Today, with this discovery in hand, Parkinson’s is moving from a disease primarily understood, diagnosed and measured through subjective clinical assessments to an objectively biologically defined disease — which makes possible new paradigms for clinical care, including earlier diagnosis and targeted treatments, and faster, smarter and cheaper drug development.
By helping to identify people at the earliest stages of PD, “We could then study what happens at different biological stages of the disease,” says Dr. Sherer. Ken Marek, MD, PPMI principal investigator, says, “αSyn-SAA enables us to move to another level in effecting new disease prevention strategies.”
The expansion of PPMI to increase volunteer recruitment efforts and remote testing for those at risk for PD, as well as expanding efforts to enable breakthroughs such as αSyn-SAA, is supported by major funding from Aligning Science Across Parkinson’s (ASAP), a coordinated research initiative focused on accelerating the pace of discovery and informing the path to a cure for Parkinson’s.
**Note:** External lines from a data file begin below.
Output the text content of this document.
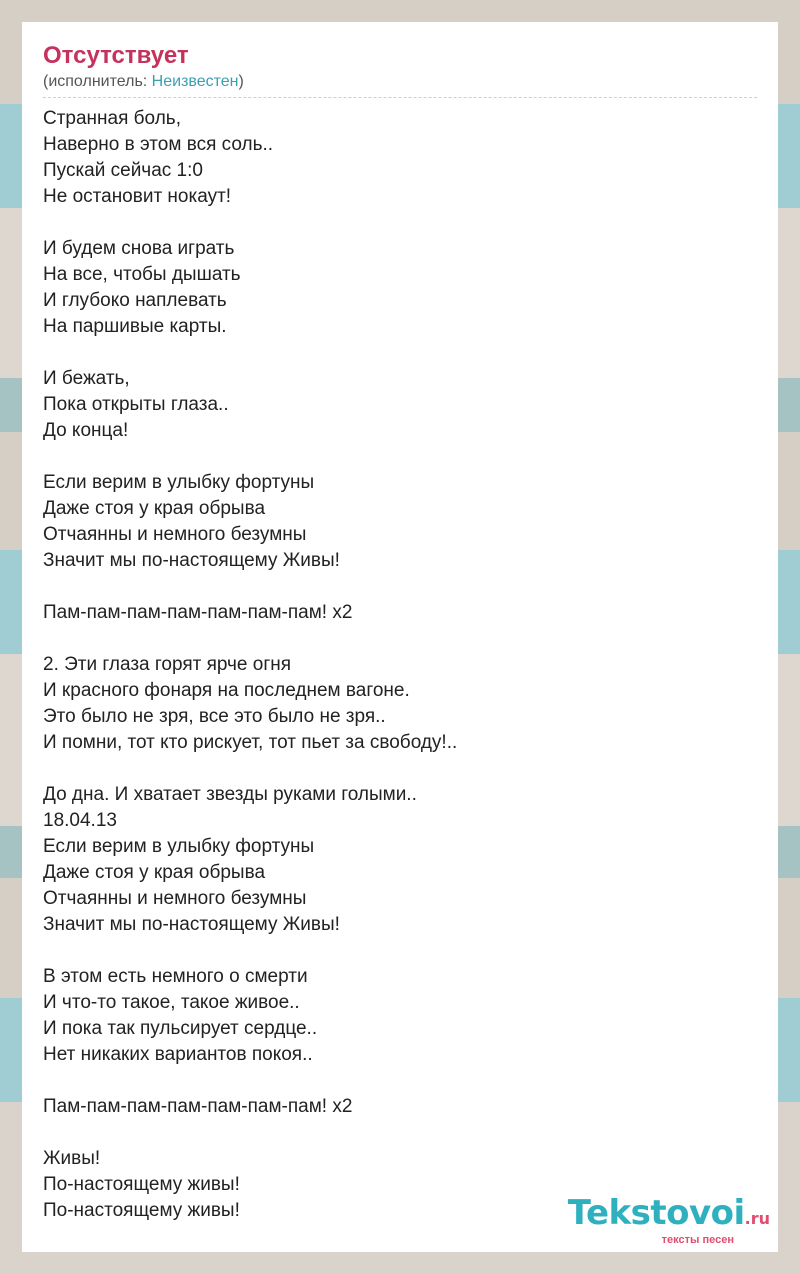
Отсутствует
(исполнитель: Неизвестен)
Странная боль,
Наверно в этом вся соль..
Пускай сейчас 1:0
Не остановит нокаут!
И будем снова играть
На все, чтобы дышать
И глубоко наплевать
На паршивые карты.
И бежать,
Пока открыты глаза..
До конца!
Если верим в улыбку фортуны
Даже стоя у края обрыва
Отчаянны и немного безумны
Значит мы по-настоящему Живы!
Пам-пам-пам-пам-пам-пам-пам! x2
2. Эти глаза горят ярче огня
И красного фонаря на последнем вагоне.
Это было не зря, все это было не зря..
И помни, тот кто рискует, тот пьет за свободу!..
До дна. И хватает звезды руками голыми..
18.04.13
Если верим в улыбку фортуны
Даже стоя у края обрыва
Отчаянны и немного безумны
Значит мы по-настоящему Живы!
В этом есть немного о смерти
И что-то такое, такое живое..
И пока так пульсирует сердце..
Нет никаких вариантов покоя..
Пам-пам-пам-пам-пам-пам-пам! x2
Живы!
По-настоящему живы!
По-настоящему живы!	Tekstovoi.ru
тексты песен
In addition to ASAP, PPMI is supported by the Edmond J. Safra Foundation, the Farmer Family Foundation, Connie and Steven Ballmer, and Susan and Riley Bechtel.
MJFF is urgently driving the next stages of development of αSyn-SAA toward widespread and standard use. Since today the tool can elicit a binary response — showing that abnormal synuclein is either present or not — there is tremendous promise in optimizing it to measure the amount of alpha-synuclein present. Optimized assays would also detect abnormal synuclein through a blood draw or nasal swab — a simple test that could be done in any doctor’s office.
“I’m moved, humbled, and blown away by this breakthrough, which is already transforming research and care, with an enormous opportunity to grow from here,” says Michael J. Fox. “I’m so grateful for the support of patients, families, and researchers who are in it with us as we continue to kick down doors on the path to eradicating Parkinson’s once and for all.”